Over the past decade, Western Resource Advocates (WRA) has produced numerous reports compiling and analyzing communities’ water use and conservation. Studies examining a dozen or more cities have offered valuable insight on the effectiveness and obstacles of various conservation measures and tools, but the supporting data hasn’t come easily. “Data collection is often the biggest part of those reports,” says Drew Beckwith, WRA’s water policy manager. “It can take months to get that kind of information out of one provider, and then to standardize and format it.”
State lawmakers seemingly facilitated such water-data-driven research in 2010, through House Bill 1051. With the goal of collecting more data to improve state water planning, the legislation requires major water providers who sell 2,000 or more acre-feet of water per year, enough for about 4,000 families, to annually report water use and conservation programming to the Colorado Water Conservation Board (CWCB) through an online data portal.
“The main idea was getting finer detail and more frequency in data collection so we could apply it to the statewide planning purposes,” says Kevin Reidy, CWCB’s water conservation technical specialist.
Previously, the CWCB mostly relied on utilities’ water conservation plans, which water providers only have to update every seven years, to inform Colorado’s Water Plan, released in 2015, and the supporting Statewide Water Supply Initiative (SWSI).
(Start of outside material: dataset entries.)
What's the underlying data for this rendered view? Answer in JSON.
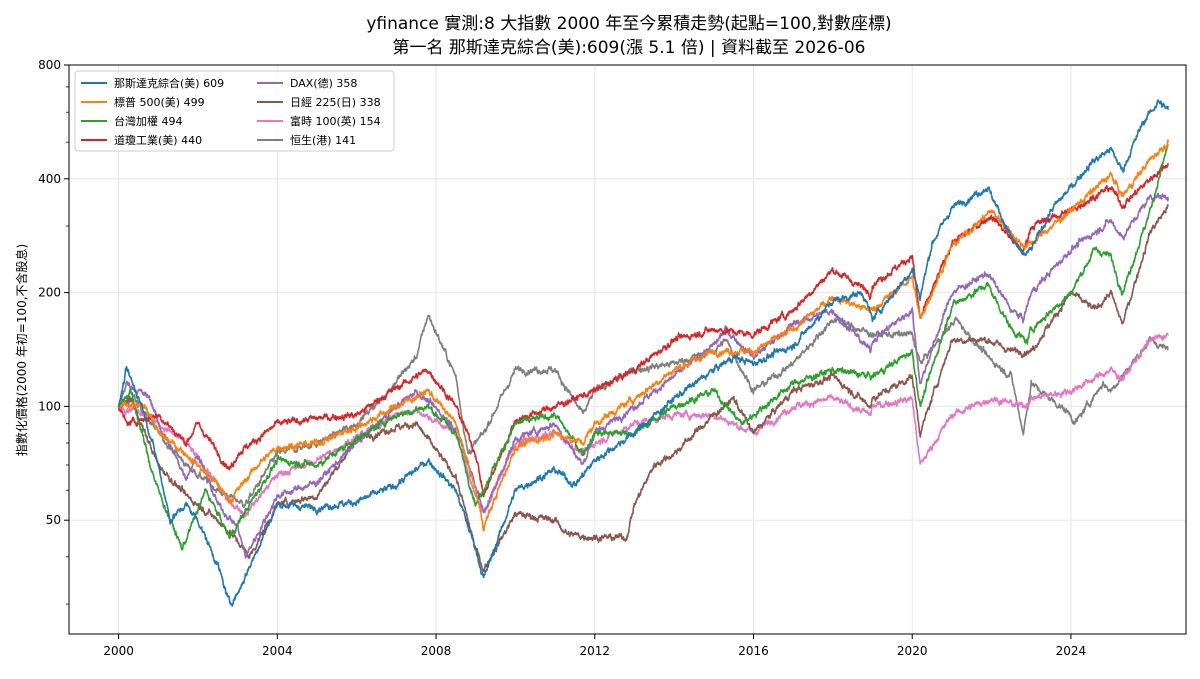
{
  "chart_data": {
    "type": "line",
    "title": "yfinance 實測:8 大指數 2000 年至今累積走勢(起點=100,對數座標)",
    "subtitle": "第一名 那斯達克綜合(美):609(漲 5.1 倍) | 資料截至 2026-06",
    "xlabel": "",
    "ylabel": "指數化價格(2000 年初=100,不含股息)",
    "y_scale": "log",
    "ylim": [
      25,
      800
    ],
    "xlim": [
      1998.75,
      2026.9
    ],
    "x_ticks": [
      2000,
      2004,
      2008,
      2012,
      2016,
      2020,
      2024
    ],
    "x_tick_labels": [
      "2000",
      "2004",
      "2008",
      "2012",
      "2016",
      "2020",
      "2024"
    ],
    "y_ticks": [
      50,
      100,
      200,
      400,
      800
    ],
    "y_tick_labels": [
      "50",
      "100",
      "200",
      "400",
      "800"
    ],
    "grid": true,
    "legend_position": "top-left",
    "legend_columns": 2,
    "series": [
      {
        "name": "那斯達克綜合(美) 609",
        "color": "#1f77b4",
        "x": [
          2000.0,
          2000.2,
          2000.6,
          2001.0,
          2001.3,
          2001.7,
          2002.0,
          2002.5,
          2002.8,
          2003.0,
          2003.5,
          2004.0,
          2005.0,
          2006.0,
          2007.0,
          2007.8,
          2008.5,
          2009.0,
          2009.2,
          2010.0,
          2011.0,
          2011.5,
          2012.0,
          2013.0,
          2014.0,
          2015.0,
          2015.5,
          2016.0,
          2017.0,
          2018.0,
          2018.75,
          2019.0,
          2020.0,
          2020.2,
          2020.5,
          2021.0,
          2021.9,
          2022.5,
          2022.8,
          2023.0,
          2023.5,
          2024.0,
          2024.5,
          2025.0,
          2025.3,
          2025.8,
          2026.2,
          2026.45
        ],
        "y": [
          100,
          125,
          100,
          70,
          50,
          55,
          50,
          38,
          30,
          32,
          42,
          55,
          54,
          56,
          62,
          72,
          60,
          42,
          35,
          60,
          68,
          62,
          72,
          85,
          105,
          125,
          135,
          130,
          145,
          190,
          200,
          170,
          230,
          195,
          270,
          335,
          380,
          280,
          250,
          260,
          330,
          380,
          440,
          480,
          420,
          560,
          640,
          609
        ]
      },
      {
        "name": "標普 500(美) 499",
        "color": "#ff7f0e",
        "x": [
          2000.0,
          2000.7,
          2001.0,
          2001.7,
          2002.5,
          2002.8,
          2003.0,
          2003.5,
          2004.0,
          2005.0,
          2006.0,
          2007.0,
          2007.8,
          2008.5,
          2009.0,
          2009.2,
          2010.0,
          2011.0,
          2011.7,
          2012.0,
          2013.0,
          2014.0,
          2015.0,
          2016.0,
          2017.0,
          2018.0,
          2018.9,
          2019.0,
          2020.0,
          2020.2,
          2021.0,
          2022.0,
          2022.8,
          2023.0,
          2024.0,
          2025.0,
          2025.3,
          2026.0,
          2026.45
        ],
        "y": [
          100,
          100,
          85,
          75,
          62,
          56,
          60,
          70,
          78,
          80,
          88,
          100,
          110,
          90,
          60,
          48,
          78,
          85,
          80,
          90,
          105,
          125,
          140,
          140,
          160,
          195,
          180,
          180,
          220,
          170,
          265,
          330,
          265,
          270,
          330,
          410,
          360,
          450,
          499
        ]
      },
      {
        "name": "台灣加權 494",
        "color": "#2ca02c",
        "x": [
          2000.0,
          2000.3,
          2000.8,
          2001.0,
          2001.6,
          2002.2,
          2002.8,
          2003.3,
          2004.0,
          2005.0,
          2006.0,
          2007.0,
          2007.8,
          2008.5,
          2009.0,
          2010.0,
          2011.0,
          2011.7,
          2012.0,
          2013.0,
          2014.0,
          2015.0,
          2015.7,
          2016.0,
          2017.0,
          2018.0,
          2019.0,
          2020.0,
          2020.2,
          2021.0,
          2021.9,
          2022.5,
          2022.9,
          2023.0,
          2024.0,
          2024.6,
          2025.0,
          2025.3,
          2026.0,
          2026.45
        ],
        "y": [
          100,
          110,
          70,
          60,
          42,
          60,
          45,
          55,
          72,
          70,
          82,
          95,
          100,
          85,
          55,
          90,
          95,
          75,
          85,
          85,
          100,
          110,
          90,
          95,
          115,
          125,
          120,
          140,
          100,
          185,
          210,
          160,
          148,
          160,
          200,
          260,
          250,
          200,
          330,
          494
        ]
      },
      {
        "name": "道瓊工業(美) 440",
        "color": "#d62728",
        "x": [
          2000.0,
          2000.2,
          2001.0,
          2001.7,
          2002.0,
          2002.8,
          2003.0,
          2004.0,
          2005.0,
          2006.0,
          2007.0,
          2007.8,
          2008.5,
          2009.0,
          2009.2,
          2010.0,
          2011.0,
          2012.0,
          2013.0,
          2014.0,
          2015.0,
          2016.0,
          2017.0,
          2018.0,
          2018.95,
          2019.0,
          2020.0,
          2020.2,
          2021.0,
          2022.0,
          2022.8,
          2023.0,
          2024.0,
          2025.0,
          2025.3,
          2026.0,
          2026.45
        ],
        "y": [
          100,
          90,
          95,
          80,
          90,
          68,
          75,
          90,
          93,
          95,
          112,
          125,
          100,
          75,
          58,
          92,
          100,
          110,
          125,
          150,
          160,
          155,
          180,
          230,
          200,
          210,
          250,
          170,
          270,
          320,
          255,
          300,
          330,
          380,
          340,
          400,
          440
        ]
      },
      {
        "name": "DAX(德) 358",
        "color": "#9467bd",
        "x": [
          2000.0,
          2000.2,
          2000.8,
          2001.0,
          2001.7,
          2002.0,
          2002.5,
          2003.0,
          2003.2,
          2004.0,
          2005.0,
          2006.0,
          2007.0,
          2007.5,
          2008.5,
          2009.0,
          2009.2,
          2010.0,
          2011.0,
          2011.7,
          2012.0,
          2013.0,
          2014.0,
          2015.0,
          2015.3,
          2016.0,
          2017.0,
          2018.0,
          2018.95,
          2019.0,
          2020.0,
          2020.2,
          2021.0,
          2021.9,
          2022.5,
          2022.8,
          2023.0,
          2024.0,
          2025.0,
          2025.3,
          2026.0,
          2026.45
        ],
        "y": [
          100,
          115,
          105,
          90,
          65,
          75,
          55,
          48,
          40,
          58,
          63,
          80,
          100,
          110,
          88,
          62,
          52,
          82,
          90,
          70,
          85,
          100,
          120,
          145,
          160,
          135,
          165,
          180,
          140,
          150,
          180,
          115,
          200,
          225,
          180,
          170,
          200,
          260,
          310,
          280,
          360,
          358
        ]
      },
      {
        "name": "日經 225(日) 338",
        "color": "#8c564b",
        "x": [
          2000.0,
          2000.3,
          2001.0,
          2001.7,
          2002.0,
          2002.5,
          2003.0,
          2003.3,
          2004.0,
          2005.0,
          2006.0,
          2007.0,
          2007.5,
          2008.5,
          2009.0,
          2009.2,
          2010.0,
          2011.0,
          2011.3,
          2012.0,
          2012.8,
          2013.0,
          2013.5,
          2014.0,
          2015.0,
          2015.5,
          2016.0,
          2017.0,
          2018.0,
          2018.95,
          2019.0,
          2020.0,
          2020.2,
          2021.0,
          2021.9,
          2022.5,
          2023.0,
          2024.0,
          2024.6,
          2025.0,
          2025.3,
          2026.0,
          2026.45
        ],
        "y": [
          100,
          105,
          70,
          58,
          55,
          50,
          44,
          40,
          55,
          58,
          82,
          88,
          90,
          65,
          42,
          37,
          52,
          50,
          46,
          45,
          45,
          55,
          70,
          75,
          95,
          105,
          85,
          110,
          120,
          100,
          105,
          120,
          85,
          150,
          150,
          140,
          140,
          200,
          180,
          200,
          165,
          290,
          338
        ]
      },
      {
        "name": "富時 100(英) 154",
        "color": "#e377c2",
        "x": [
          2000.0,
          2000.5,
          2001.0,
          2001.7,
          2002.5,
          2002.8,
          2003.2,
          2004.0,
          2005.0,
          2006.0,
          2007.0,
          2007.5,
          2008.5,
          2009.0,
          2009.2,
          2010.0,
          2011.0,
          2011.7,
          2012.0,
          2013.0,
          2014.0,
          2015.0,
          2016.0,
          2017.0,
          2018.0,
          2018.95,
          2019.0,
          2020.0,
          2020.2,
          2021.0,
          2022.0,
          2022.8,
          2023.0,
          2024.0,
          2025.0,
          2025.3,
          2026.0,
          2026.45
        ],
        "y": [
          100,
          98,
          90,
          80,
          62,
          56,
          52,
          66,
          72,
          83,
          95,
          98,
          85,
          58,
          52,
          80,
          85,
          75,
          80,
          90,
          95,
          95,
          85,
          100,
          105,
          95,
          100,
          105,
          70,
          95,
          105,
          100,
          105,
          110,
          125,
          118,
          150,
          154
        ]
      },
      {
        "name": "恒生(港) 141",
        "color": "#7f7f7f",
        "x": [
          2000.0,
          2000.4,
          2001.0,
          2001.7,
          2002.5,
          2003.2,
          2004.0,
          2005.0,
          2006.0,
          2006.8,
          2007.5,
          2007.8,
          2008.5,
          2008.8,
          2009.2,
          2010.0,
          2011.0,
          2011.7,
          2012.0,
          2013.0,
          2014.0,
          2015.0,
          2015.3,
          2016.0,
          2017.0,
          2018.0,
          2019.0,
          2020.0,
          2020.2,
          2021.1,
          2021.9,
          2022.5,
          2022.8,
          2023.0,
          2024.0,
          2024.1,
          2024.8,
          2025.0,
          2026.0,
          2026.45
        ],
        "y": [
          100,
          105,
          85,
          70,
          60,
          55,
          75,
          80,
          90,
          110,
          135,
          175,
          120,
          75,
          85,
          125,
          125,
          95,
          110,
          125,
          130,
          140,
          150,
          110,
          130,
          170,
          155,
          155,
          130,
          170,
          135,
          120,
          85,
          115,
          95,
          90,
          115,
          110,
          150,
          141
        ]
      }
    ]
  }
}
Since the 1051 program began compiling data in 2014, the state now gets annual snapshots of providers’ water use and conservation. Over time, the data should help managers understand municipal water use trends related to weather events, rate changes, and water shortages.
After four years of reporting, Reidy says the 1051 program is amassing datasets, although users are experiencing some gaps and issues, such as a lack of data from certain rural areas without large water providers.
But conservation groups, industries, and tech developers have lamented one major gap: open, public access. Beckwith says the program should be a one-stop shop for collecting water-provider data for research and analysis by outside groups like WRA, but it hasn’t worked like that. For the past few years, CWCB has released 1051 data through formal open-records requests but did not publicly post the data online. The reluctance to do so has gone against the spirit of the legislation and government transparency, says Steve Malers, founder of the Fort Collins-based Open Water Foundation.
Responding to such criticism, Reidy notes concerns on the other side. In particular, some providers have feared bad press and unfair criticism from media or analysts who might use the data to compare communities strictly on per-capita water use. That’s a problem since Colorado’s cities and towns have different industries, economies, and climates that can heavily influence such figures. For instance, a ski town may experience large bumps in water use from weekend hotel guests that can skew per-capita water use reporting versus a similarly sized town that doesn’t attract tourism.
However, this April marked major progress: CWCB made 1051 data publicly available through the Water Efficiency Data Portal on its website. Beckwith and others laud the move toward improved transparency and see it as a sign that governments and utilities are getting more comfortable with sharing data with residents, ratepayers, and others. Still, users must receive permission—through login names and passwords—to view 1051 data, while other portals openly post datasets for direct access.
The increased access, Malers says, will also enable data providers, users and managers to better evaluate CWCB grant programs’ effectiveness—allowing the agency and stakeholders to see whether state funding is being directed to where it has the greatest impact. It will also enable outside checks and balances as state water planning proceeds to identify projects deemed necessary based on current use and future water demand projections.
One side benefit from the 1051 data reporting is that it led to another water-conserving effort by the state. The data revealed that many providers weren’t following American Water Works Association (AWWA) best practices to audit losses in their distribution systems. Water-loss management “can be a real water and money saver for providers when they do it in a comprehensive manner,” Reidy says. In response, Reidy helped organize a pilot run of workshops in 2015 to teach water providers about “water-loss accounting,” considered the most efficient and reliable approach to detect leaks. “[The 1051 data] got my gears moving,” Reidy says, and the pilot trainings revealed a need for continued training. As a result, on July 1, the CWCB’s Office of Water Conservation and Drought Planning received $1.1 million, a line item in House Bill 17-1248, to implement a full-scale statewide training program using the AWWA methodology.